Deploy remotely via Capistrano

Capistrano is a useful tool for deploying RoR application to remote server(s). The Capistrany package provides several tasks for simplfying the deploying jobs.

  1. Prepare the RoR application

Before deploying, we should prepare the application. Since this only show how to deploy, so we just use the generated project. I have create a repository on bitbucket, and the scm used for this application is mercurial.

First I create the repository DailyCheckIn on butbucket, then I clone the project to local directory dailycheckin. The directory is an empty directory except some mercurial information. After directory ready, I create RoR application via rails new command. Before doing the initialization commit, I should create a .hgignore file based on the .gitignore (Just add syntax: glob at the first line, remove the leader slash in the path, and rename .gitignore to .hgignore). After all things done, commit the new added file and push to the server, then we have a RoR application.
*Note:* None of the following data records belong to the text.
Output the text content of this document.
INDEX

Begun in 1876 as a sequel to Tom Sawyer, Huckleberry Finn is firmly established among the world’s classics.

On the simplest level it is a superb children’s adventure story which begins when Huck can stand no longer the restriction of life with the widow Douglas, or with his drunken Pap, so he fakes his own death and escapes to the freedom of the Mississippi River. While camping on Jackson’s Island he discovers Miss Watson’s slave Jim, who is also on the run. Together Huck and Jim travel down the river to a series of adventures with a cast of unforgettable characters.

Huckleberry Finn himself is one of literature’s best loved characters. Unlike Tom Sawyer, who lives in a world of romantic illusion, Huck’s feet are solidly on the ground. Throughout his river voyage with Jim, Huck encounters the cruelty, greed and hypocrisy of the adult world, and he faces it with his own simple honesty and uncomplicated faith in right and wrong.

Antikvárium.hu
  1. Capify the RoR project

The project should be ‘capified’ before deplying via Captistrano, which can be done via command capify . easily. This command will create Capfile and config/deploy.rb file in current directory. The Capfile is the wrapper, and the tasks is written in file deploy.rb

  1. Configure the Capistrano

Here are the information should be checked before deploying:

* Application name
* Server information 
  * Application layer
  * Wer server
  * Database
* SCM information 
  * Repository location
  * SCM type
* Directory the project should be deployed to

Here is a sample configuration file for the project

    set :application, "DailyCheckIn"
set :repository,  
set :scm, :mercurial
server , :web, :app, :db, :primary => true
set :deploy_to, 
set :use_sudo, false

The detailed information of configuration can be found in [Capistrano document](https://github.com/capistrano/capistrano/wiki/2.x-From-The- Beginning).

  1. Deploy the application

Next step is deploy the application. The first step is setting up the server, Capistrano provide task cap deploy:setup to do this. This task will do a series of mkdir calls. Make sure the permission of directory.

After setting up completed, it is recommended to check the dependencies via cap deploy:check command. Re-run this command after any change to the environment to make sure all check passed.

The next step should be done manually, you should login to the server and make sure the database can meet the requirement configured in the config/database.yml file.

After environment ready, task deploy:update can be used to clone the code to server. The clone operation will create a new snapshot in the releases directory, and link it with symbol link current in top level of depoly directory. Then cap deploy:start can be used to start the services.